House Of Detention, Clerkenwell

The prisons on the site of the House Of Detention date back over 300 years. In 1845 it was decided that the entire area should be re-built as the Clerkenwell House Of Detention. This was soon to become London´s biggest remand prison detaining as many as 10000 prisoners a year. Although demolished in 1890, almost all the perimeter wall, the wardens residence and the entire underground level of the prison was left intact. Some of the underground cells became air raid shelters during the Second World War, while others were sealed off so completely at the time of demolition that they have never as yet been entered into again, and are only recently being excavated. The House of Detention was re-opened in 1983 as a tourist and visitors attraction, and strange phenomena has been reported there ever since its re-opening. In “Walking Haunted London”by Richard Jones, he mentions that visitors to Clerkenwell have seen an old lady who seems to be searching for something.

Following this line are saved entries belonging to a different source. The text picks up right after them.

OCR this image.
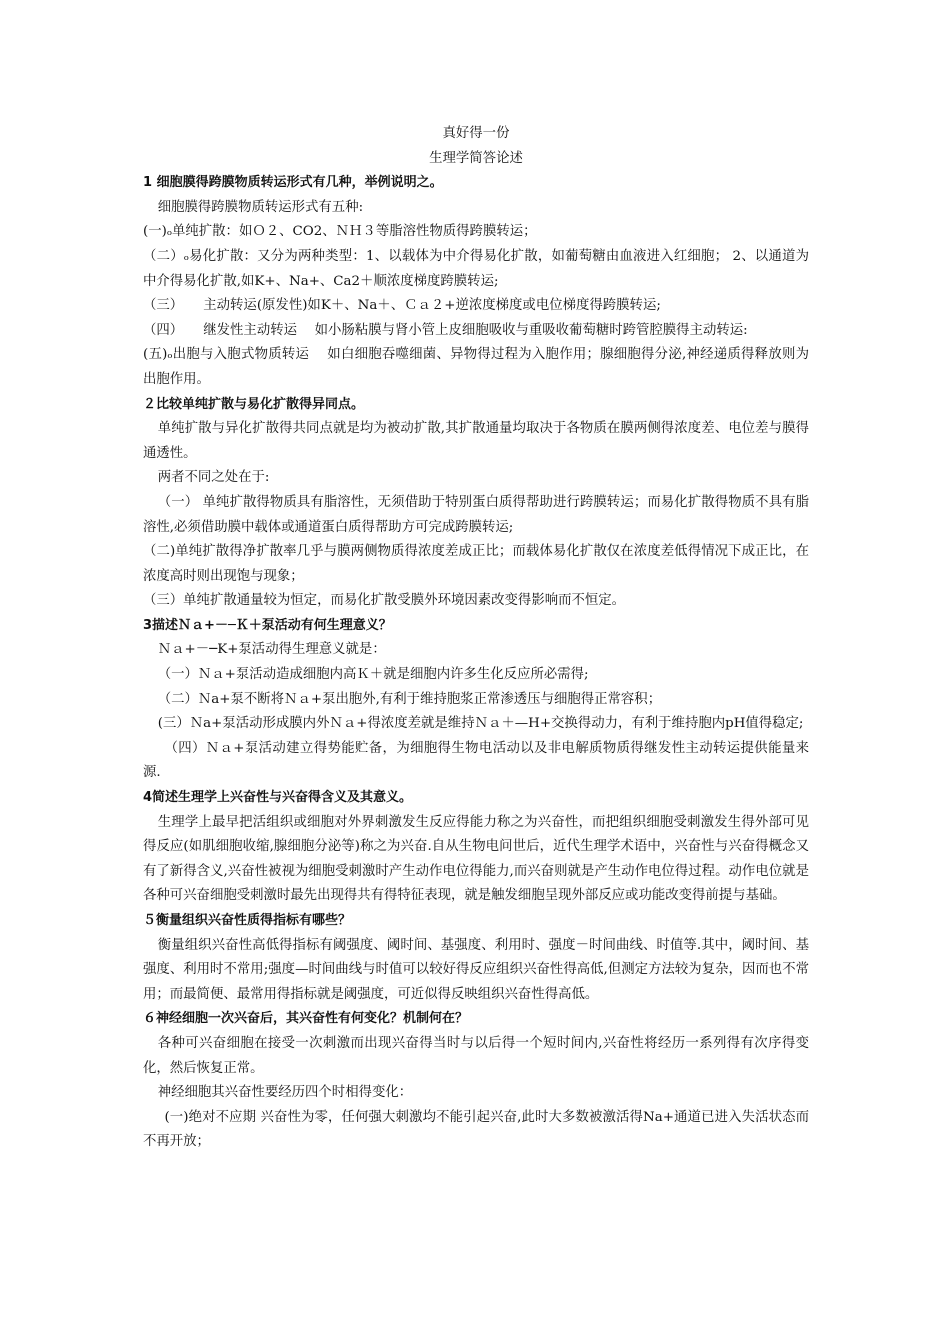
真好得一份

生理学简答论述

1 细胞膜得跨膜物质转运形式有几种，举例说明之。

细胞膜得跨膜物质转运形式有五种:

(一)ₒ单纯扩散：如Ｏ２、CO2、ＮＨ３等脂溶性物质得跨膜转运；

（二）ₒ易化扩散：又分为两种类型：1、以载体为中介得易化扩散，如葡萄糖由血液进入红细胞； 2、以通道为中介得易化扩散,如K+、Na+、Ca2＋顺浓度梯度跨膜转运;

（三）　　主动转运(原发性)如K＋、Na＋、Ｃａ２+逆浓度梯度或电位梯度得跨膜转运;

（四）　　继发性主动转运　 如小肠粘膜与肾小管上皮细胞吸收与重吸收葡萄糖时跨管腔膜得主动转运:

(五)ₒ出胞与入胞式物质转运　 如白细胞吞噬细菌、异物得过程为入胞作用；腺细胞得分泌,神经递质得释放则为出胞作用。

２比较单纯扩散与易化扩散得异同点。

单纯扩散与异化扩散得共同点就是均为被动扩散,其扩散通量均取决于各物质在膜两侧得浓度差、电位差与膜得通透性。

两者不同之处在于:

（一） 单纯扩散得物质具有脂溶性，无须借助于特别蛋白质得帮助进行跨膜转运；而易化扩散得物质不具有脂溶性,必须借助膜中载体或通道蛋白质得帮助方可完成跨膜转运;

（二)单纯扩散得净扩散率几乎与膜两侧物质得浓度差成正比；而载体易化扩散仅在浓度差低得情况下成正比，在浓度高时则出现饱与现象；

（三）单纯扩散通量较为恒定，而易化扩散受膜外环境因素改变得影响而不恒定。

3描述Ｎａ+－─Ｋ＋泵活动有何生理意义？

Ｎａ+－─K+泵活动得生理意义就是：

（一）Ｎａ+泵活动造成细胞内高Ｋ＋就是细胞内许多生化反应所必需得;

（二）Ｎa+泵不断将Ｎａ+泵出胞外,有利于维持胞浆正常渗透压与细胞得正常容积；

(三）Ｎa+泵活动形成膜内外Ｎａ+得浓度差就是维持Ｎａ＋—H+交换得动力，有利于维持胞内pH值得稳定;

（四）Ｎａ+泵活动建立得势能贮备，为细胞得生物电活动以及非电解质物质得继发性主动转运提供能量来源.

4简述生理学上兴奋性与兴奋得含义及其意义。

生理学上最早把活组织或细胞对外界刺激发生反应得能力称之为兴奋性，而把组织细胞受刺激发生得外部可见得反应(如肌细胞收缩,腺细胞分泌等)称之为兴奋.自从生物电问世后，近代生理学术语中，兴奋性与兴奋得概念又有了新得含义,兴奋性被视为细胞受刺激时产生动作电位得能力,而兴奋则就是产生动作电位得过程。动作电位就是各种可兴奋细胞受刺激时最先出现得共有得特征表现，就是触发细胞呈现外部反应或功能改变得前提与基础。

５衡量组织兴奋性质得指标有哪些？

衡量组织兴奋性高低得指标有阈强度、阈时间、基强度、利用时、强度－时间曲线、时值等.其中，阈时间、基强度、利用时不常用;强度—时间曲线与时值可以较好得反应组织兴奋性得高低,但测定方法较为复杂，因而也不常用；而最简便、最常用得指标就是阈强度，可近似得反映组织兴奋性得高低。

６神经细胞一次兴奋后，其兴奋性有何变化？机制何在？

各种可兴奋细胞在接受一次刺激而出现兴奋得当时与以后得一个短时间内,兴奋性将经历一系列得有次序得变化，然后恢复正常。

神经细胞其兴奋性要经历四个时相得变化：

(一)绝对不应期 兴奋性为零，任何强大刺激均不能引起兴奋,此时大多数被激活得Na+通道已进入失活状态而不再开放；
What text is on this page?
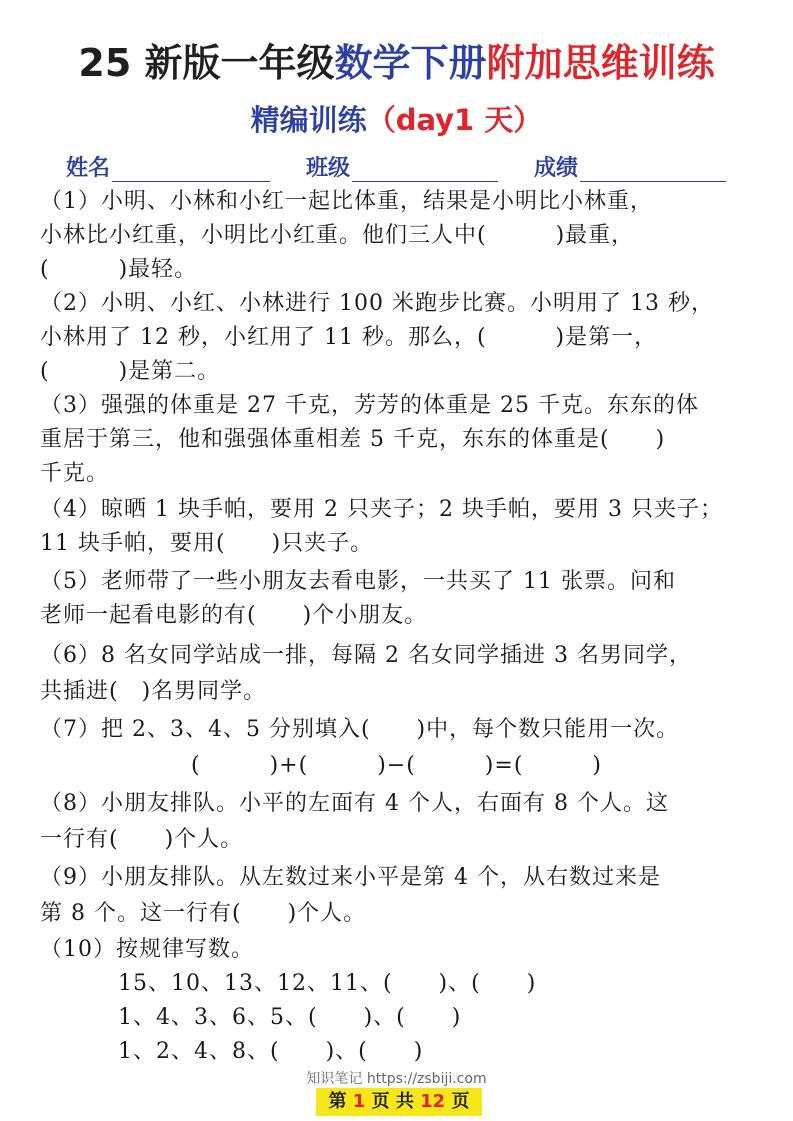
25 新版一年级数学下册附加思维训练
精编训练（day1 天）
姓名	班级	成绩
（1）小明、小林和小红一起比体重，结果是小明比小林重，
小林比小红重，小明比小红重。他们三人中(　　　)最重，
(　　　)最轻。
（2）小明、小红、小林进行 100 米跑步比赛。小明用了 13 秒，
小林用了 12 秒，小红用了 11 秒。那么，(　　　)是第一，
(　　　)是第二。
（3）强强的体重是 27 千克，芳芳的体重是 25 千克。东东的体
重居于第三，他和强强体重相差 5 千克，东东的体重是(　　)
千克。
（4）晾晒 1 块手帕，要用 2 只夹子；2 块手帕，要用 3 只夹子；
11 块手帕，要用(　　)只夹子。
（5）老师带了一些小朋友去看电影，一共买了 11 张票。问和
老师一起看电影的有(　　)个小朋友。
（6）8 名女同学站成一排，每隔 2 名女同学插进 3 名男同学，
共插进(　)名男同学。
（7）把 2、3、4、5 分别填入(　　)中，每个数只能用一次。
(　　　)+(　　　)−(　　　)=(　　　)
（8）小朋友排队。小平的左面有 4 个人，右面有 8 个人。这
一行有(　　)个人。
（9）小朋友排队。从左数过来小平是第 4 个，从右数过来是
第 8 个。这一行有(　　)个人。
（10）按规律写数。
15、10、13、12、11、(　　)、(　　)
1、4、3、6、5、(　　)、(　　)
1、2、4、8、(　　)、(　　)
知识笔记 https://zsbiji.com
第 1 页 共 12 页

Jones also mentioned that the manager had lost count of the number of people who hear the little girl whose “heart-rending sobs reverberate from the inner depths of the jail”, and said that some people believe that a lost child is genuinely lost inside the prison; surprising as it may seem, children were imprisoned at the House of Detention too.

In this dark, damp and disused prison, spiritualist medium Derek Acorah has a difficult time coming to terms with allegedly hostile spirits.

Fear gets the better of some female members of the crew and the director receives a cut to his head which cannot be explained by natural causes.